Eastern District Of Texas Finds Patent Unenforceable Due To Prosecution Laches
On August 5, 2021, Judge Gilstrap of the U.S. District Court for the Eastern District of Texas issued a Memorandum Opinion and Order Supported by Findings of Fact and Conclusions of Law regarding defendant Apple’s counterclaim for prosecution laches. Personalized Media Communications, LLC v. Apple, Inc., No. 2:15-cv-01366-JRG, slip op. (E.D. Tex. Aug. 5, 2021). Judge Gilstrap found and declared the asserted patent unenforceable under the doctrine of prosecution laches. In doing so, Judge Gilstrap overturned a $308.5 million jury verdict.
Prosecution laches is an equitable affirmative defense to patent infringement. As the Federal Circuit has recently held, if prosecution laches is found, it may “render a patent unenforceable when it has issued only after an unreasonable and unexplained delay in prosecution that constitutes an egregious misuse of the statutory patent system under a totality of the circumstances.” Hyatt v. Hirshfeld, 998 F.3d 1347, 1360 (Fed. Cir. 2021). According to the Federal Circuit, the doctrine “places an additional, equitable restriction on patent prosecution conduct beyond those imposed by statute or PTO regulation,” id. at 1366, and requires a showing of two elements: (1) that the patentee’s delay in prosecution was unreasonable and inexcusable under the totality of the circumstances and (2) that the accused infringer or the public suffered prejudice attributable to the delay, id. at 1362.
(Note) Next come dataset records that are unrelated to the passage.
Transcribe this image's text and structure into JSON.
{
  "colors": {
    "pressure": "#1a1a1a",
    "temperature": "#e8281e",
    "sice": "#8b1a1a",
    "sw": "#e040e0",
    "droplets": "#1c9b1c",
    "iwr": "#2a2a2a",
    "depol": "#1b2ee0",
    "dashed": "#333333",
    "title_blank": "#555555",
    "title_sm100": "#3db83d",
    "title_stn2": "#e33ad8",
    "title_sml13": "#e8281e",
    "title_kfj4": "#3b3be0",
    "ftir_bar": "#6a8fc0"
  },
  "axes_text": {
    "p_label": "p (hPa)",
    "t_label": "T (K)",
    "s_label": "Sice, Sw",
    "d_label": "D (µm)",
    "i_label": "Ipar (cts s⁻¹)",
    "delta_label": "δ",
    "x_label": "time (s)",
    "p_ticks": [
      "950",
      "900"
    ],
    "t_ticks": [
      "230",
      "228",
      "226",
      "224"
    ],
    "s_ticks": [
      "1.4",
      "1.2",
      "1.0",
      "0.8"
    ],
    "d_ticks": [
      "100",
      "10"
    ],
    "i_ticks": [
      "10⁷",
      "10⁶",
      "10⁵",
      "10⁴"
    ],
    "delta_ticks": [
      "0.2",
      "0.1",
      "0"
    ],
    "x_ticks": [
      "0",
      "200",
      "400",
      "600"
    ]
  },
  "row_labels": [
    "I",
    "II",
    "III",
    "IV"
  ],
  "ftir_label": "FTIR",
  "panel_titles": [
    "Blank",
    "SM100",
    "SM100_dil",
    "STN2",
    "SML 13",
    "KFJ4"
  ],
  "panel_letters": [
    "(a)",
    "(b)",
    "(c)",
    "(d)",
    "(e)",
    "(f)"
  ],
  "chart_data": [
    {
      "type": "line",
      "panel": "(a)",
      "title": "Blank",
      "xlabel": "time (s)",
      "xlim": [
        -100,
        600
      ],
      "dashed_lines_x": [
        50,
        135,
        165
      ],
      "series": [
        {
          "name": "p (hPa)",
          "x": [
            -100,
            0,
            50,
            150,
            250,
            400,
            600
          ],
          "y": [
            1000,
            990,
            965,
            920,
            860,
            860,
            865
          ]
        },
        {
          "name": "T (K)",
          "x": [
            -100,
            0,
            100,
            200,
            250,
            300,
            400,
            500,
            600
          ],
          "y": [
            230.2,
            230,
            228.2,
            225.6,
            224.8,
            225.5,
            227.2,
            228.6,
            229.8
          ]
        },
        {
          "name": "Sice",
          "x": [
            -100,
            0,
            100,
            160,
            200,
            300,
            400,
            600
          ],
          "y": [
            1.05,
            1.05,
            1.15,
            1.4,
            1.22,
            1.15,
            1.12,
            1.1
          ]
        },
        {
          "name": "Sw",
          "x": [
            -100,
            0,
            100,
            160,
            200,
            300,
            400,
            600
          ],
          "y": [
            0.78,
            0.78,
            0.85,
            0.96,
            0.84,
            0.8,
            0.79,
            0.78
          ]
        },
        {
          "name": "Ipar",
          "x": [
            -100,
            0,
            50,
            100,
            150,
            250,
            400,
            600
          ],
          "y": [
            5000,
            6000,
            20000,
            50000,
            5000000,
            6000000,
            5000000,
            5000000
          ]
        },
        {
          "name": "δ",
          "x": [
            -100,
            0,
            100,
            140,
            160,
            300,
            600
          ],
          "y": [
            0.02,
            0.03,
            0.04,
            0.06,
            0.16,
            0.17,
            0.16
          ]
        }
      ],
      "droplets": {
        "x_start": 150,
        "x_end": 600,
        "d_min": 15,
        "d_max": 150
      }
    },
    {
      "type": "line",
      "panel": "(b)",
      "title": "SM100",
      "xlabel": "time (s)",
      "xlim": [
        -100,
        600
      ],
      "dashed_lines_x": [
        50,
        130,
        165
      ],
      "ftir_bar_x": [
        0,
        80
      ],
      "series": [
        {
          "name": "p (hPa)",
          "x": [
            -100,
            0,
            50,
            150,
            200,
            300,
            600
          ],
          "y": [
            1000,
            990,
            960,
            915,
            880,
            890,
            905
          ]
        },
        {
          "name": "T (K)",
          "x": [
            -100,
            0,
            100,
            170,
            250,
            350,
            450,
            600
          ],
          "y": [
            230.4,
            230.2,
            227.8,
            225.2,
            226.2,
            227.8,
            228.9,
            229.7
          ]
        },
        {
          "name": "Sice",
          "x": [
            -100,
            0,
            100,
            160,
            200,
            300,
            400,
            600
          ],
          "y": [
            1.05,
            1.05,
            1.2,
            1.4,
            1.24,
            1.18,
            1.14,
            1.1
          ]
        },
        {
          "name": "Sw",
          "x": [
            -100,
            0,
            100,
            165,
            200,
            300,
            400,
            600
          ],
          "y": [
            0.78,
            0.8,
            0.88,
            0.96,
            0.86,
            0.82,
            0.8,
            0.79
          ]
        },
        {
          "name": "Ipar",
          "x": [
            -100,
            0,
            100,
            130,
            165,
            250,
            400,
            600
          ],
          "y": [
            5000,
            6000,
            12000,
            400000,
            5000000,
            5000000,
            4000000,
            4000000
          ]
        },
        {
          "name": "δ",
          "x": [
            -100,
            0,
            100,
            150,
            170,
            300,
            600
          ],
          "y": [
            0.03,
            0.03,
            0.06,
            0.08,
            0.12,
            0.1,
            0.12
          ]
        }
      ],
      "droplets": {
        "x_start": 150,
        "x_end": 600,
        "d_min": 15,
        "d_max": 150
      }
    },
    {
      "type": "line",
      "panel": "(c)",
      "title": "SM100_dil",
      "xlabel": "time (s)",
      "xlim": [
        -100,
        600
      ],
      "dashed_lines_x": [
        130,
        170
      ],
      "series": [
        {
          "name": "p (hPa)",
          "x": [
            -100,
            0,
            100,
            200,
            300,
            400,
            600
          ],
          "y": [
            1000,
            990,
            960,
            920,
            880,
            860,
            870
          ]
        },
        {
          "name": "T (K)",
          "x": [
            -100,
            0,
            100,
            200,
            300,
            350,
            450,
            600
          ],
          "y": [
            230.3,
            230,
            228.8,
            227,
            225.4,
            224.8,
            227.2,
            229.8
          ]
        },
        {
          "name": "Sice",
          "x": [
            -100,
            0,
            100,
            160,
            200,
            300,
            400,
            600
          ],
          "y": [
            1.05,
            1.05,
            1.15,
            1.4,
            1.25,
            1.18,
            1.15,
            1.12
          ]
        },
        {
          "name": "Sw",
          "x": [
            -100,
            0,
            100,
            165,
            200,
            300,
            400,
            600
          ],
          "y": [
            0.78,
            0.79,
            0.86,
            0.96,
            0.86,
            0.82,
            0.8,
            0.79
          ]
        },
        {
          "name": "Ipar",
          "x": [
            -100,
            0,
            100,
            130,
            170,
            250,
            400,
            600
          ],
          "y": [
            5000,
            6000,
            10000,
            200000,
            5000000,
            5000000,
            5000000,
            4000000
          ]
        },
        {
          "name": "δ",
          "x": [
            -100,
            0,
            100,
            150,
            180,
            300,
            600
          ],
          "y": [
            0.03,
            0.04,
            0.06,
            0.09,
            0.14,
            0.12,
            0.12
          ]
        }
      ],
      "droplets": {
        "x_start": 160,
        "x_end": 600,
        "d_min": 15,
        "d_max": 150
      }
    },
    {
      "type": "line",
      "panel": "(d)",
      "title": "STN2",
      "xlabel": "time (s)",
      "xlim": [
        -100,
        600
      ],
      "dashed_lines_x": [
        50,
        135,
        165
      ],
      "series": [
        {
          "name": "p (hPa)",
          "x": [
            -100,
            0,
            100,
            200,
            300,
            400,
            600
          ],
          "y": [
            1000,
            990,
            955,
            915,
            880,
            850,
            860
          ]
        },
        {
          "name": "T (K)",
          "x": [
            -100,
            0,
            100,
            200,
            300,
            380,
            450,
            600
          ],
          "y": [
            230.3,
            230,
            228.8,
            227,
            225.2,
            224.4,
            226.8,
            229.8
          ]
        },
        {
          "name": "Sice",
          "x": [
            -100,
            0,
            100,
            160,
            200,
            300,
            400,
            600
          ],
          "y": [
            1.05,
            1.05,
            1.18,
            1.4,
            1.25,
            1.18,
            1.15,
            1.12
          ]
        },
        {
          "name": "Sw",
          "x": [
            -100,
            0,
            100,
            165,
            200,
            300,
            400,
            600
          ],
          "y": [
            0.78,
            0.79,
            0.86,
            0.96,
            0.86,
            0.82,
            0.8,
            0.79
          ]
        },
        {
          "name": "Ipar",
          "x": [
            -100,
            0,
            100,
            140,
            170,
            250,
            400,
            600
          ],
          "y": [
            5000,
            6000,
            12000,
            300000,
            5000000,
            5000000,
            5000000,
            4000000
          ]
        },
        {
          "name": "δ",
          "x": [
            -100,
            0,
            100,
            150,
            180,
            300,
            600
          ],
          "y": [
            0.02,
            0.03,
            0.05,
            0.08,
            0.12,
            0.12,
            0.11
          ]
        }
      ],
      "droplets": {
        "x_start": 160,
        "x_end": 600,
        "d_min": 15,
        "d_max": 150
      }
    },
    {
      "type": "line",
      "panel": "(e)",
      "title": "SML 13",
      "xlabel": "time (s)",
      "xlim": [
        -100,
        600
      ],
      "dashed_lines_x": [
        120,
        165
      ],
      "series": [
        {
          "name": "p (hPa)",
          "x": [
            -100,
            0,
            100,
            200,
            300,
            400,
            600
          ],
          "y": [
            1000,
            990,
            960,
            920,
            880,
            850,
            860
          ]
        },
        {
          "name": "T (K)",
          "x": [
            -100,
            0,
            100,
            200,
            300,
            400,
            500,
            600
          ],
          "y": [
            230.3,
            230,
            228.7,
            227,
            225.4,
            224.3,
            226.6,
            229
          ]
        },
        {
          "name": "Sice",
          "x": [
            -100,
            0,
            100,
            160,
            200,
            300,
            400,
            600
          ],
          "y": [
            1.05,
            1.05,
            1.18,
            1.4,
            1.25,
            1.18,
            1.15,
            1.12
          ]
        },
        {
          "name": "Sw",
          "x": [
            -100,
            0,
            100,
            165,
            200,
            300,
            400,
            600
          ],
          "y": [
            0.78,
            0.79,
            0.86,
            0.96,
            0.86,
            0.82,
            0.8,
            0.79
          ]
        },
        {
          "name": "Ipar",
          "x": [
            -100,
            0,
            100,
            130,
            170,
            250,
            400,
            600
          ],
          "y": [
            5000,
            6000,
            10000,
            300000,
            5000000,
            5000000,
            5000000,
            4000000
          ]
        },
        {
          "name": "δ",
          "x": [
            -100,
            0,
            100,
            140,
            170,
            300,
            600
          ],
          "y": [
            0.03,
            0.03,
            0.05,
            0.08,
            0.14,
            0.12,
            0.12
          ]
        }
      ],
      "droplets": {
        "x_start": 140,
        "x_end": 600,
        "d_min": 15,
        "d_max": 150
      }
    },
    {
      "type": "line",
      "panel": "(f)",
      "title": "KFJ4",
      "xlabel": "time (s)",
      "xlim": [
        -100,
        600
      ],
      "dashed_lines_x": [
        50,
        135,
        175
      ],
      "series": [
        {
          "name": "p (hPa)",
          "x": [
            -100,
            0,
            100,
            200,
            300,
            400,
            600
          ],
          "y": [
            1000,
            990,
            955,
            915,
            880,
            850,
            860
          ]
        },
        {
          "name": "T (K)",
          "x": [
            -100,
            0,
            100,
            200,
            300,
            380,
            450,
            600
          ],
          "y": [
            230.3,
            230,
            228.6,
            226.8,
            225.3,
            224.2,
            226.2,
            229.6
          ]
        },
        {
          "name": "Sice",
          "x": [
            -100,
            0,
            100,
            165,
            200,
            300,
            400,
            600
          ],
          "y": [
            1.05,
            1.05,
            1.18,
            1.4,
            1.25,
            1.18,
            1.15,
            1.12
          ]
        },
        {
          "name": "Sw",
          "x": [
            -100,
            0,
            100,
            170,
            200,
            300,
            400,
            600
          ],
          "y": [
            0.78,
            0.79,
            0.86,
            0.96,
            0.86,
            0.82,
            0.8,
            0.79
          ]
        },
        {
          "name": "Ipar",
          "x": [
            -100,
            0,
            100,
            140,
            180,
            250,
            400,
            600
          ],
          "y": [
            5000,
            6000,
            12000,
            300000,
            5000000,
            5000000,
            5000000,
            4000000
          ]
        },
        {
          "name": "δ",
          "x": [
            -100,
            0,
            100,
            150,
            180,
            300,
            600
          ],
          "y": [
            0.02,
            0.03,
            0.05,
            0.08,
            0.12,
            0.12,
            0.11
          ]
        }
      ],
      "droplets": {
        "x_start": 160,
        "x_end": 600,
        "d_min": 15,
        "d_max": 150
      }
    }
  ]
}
The prosecution-laches defense has taken center stage recently in cases involving continuation patents filed during the GATT “bubble,” i.e., shortly before the statutory patent term transitioned in 1995 from 17 years from issuance to 20 years from the original priority filing. So, for example, under the pre-GATT scheme, a continuation patent would have a 17-year term from issuance, regardless of when the original parent was filed. In the post-GATT world, that same continuation patent would only have a 20-year term from the date of the original parent’s filing. This difference led to several patent applicants “bulk-filing” hundreds (and even thousands) of continuation applications just before the transition, with the goal of taking advantage of the extended pre-GATT term.
PMC—the plaintiff here—was one such bulk filer. As the Court found, PMC “bulk-filed” 381 “placeholder” continuation applications with lengthy specifications and a small subset of identical claims just before the transition to ensure that it was able to take advantage of the 17-year-from-issuance term. (The original parent applications of which the placeholders were continuations were filed in 1981 and 1987 and up until its last-minute bulk filing, PMC had filed only a handful of related applications in total.) After filing and over time, PMC canceled the placeholder claims and replaced them with thousands of new claims.
Critical to the Court’s analysis was that PMC’s approach was part of its stated plan to take advantage of the pre-GATT term to prosecute applications serially and obtain patent protection for 30 to 50 years. As the Court found, if PMC “cared only about obtaining patent protection on all of its inventions independently (as it contended at trial), it could have filed its applications after the GATT deadline (after proper diligence) with minimal difference,” and “[c]onversely, pre-GATT patents provide no advantage over post-GATT patents unless the issue dates are correspondingly later.” Thus, per the Court, delay is inherent to PMC’s scheme.
As to prejudice, the Court found that Apple was prejudiced by the scheme because PMC was able to obtain patents with extended dates that covered accused Apple technology that Apple began developing in 2003 (i.e., during PMC’s delay in prosecution). Had PMC filed sooner, its patents would have expired and thus Apple would not have been found liable for infringement.
This is the latest decision addressing the GATT bubble cases. And, given that it wiped out a substantial jury verdict, it is surely not the last word on the issue.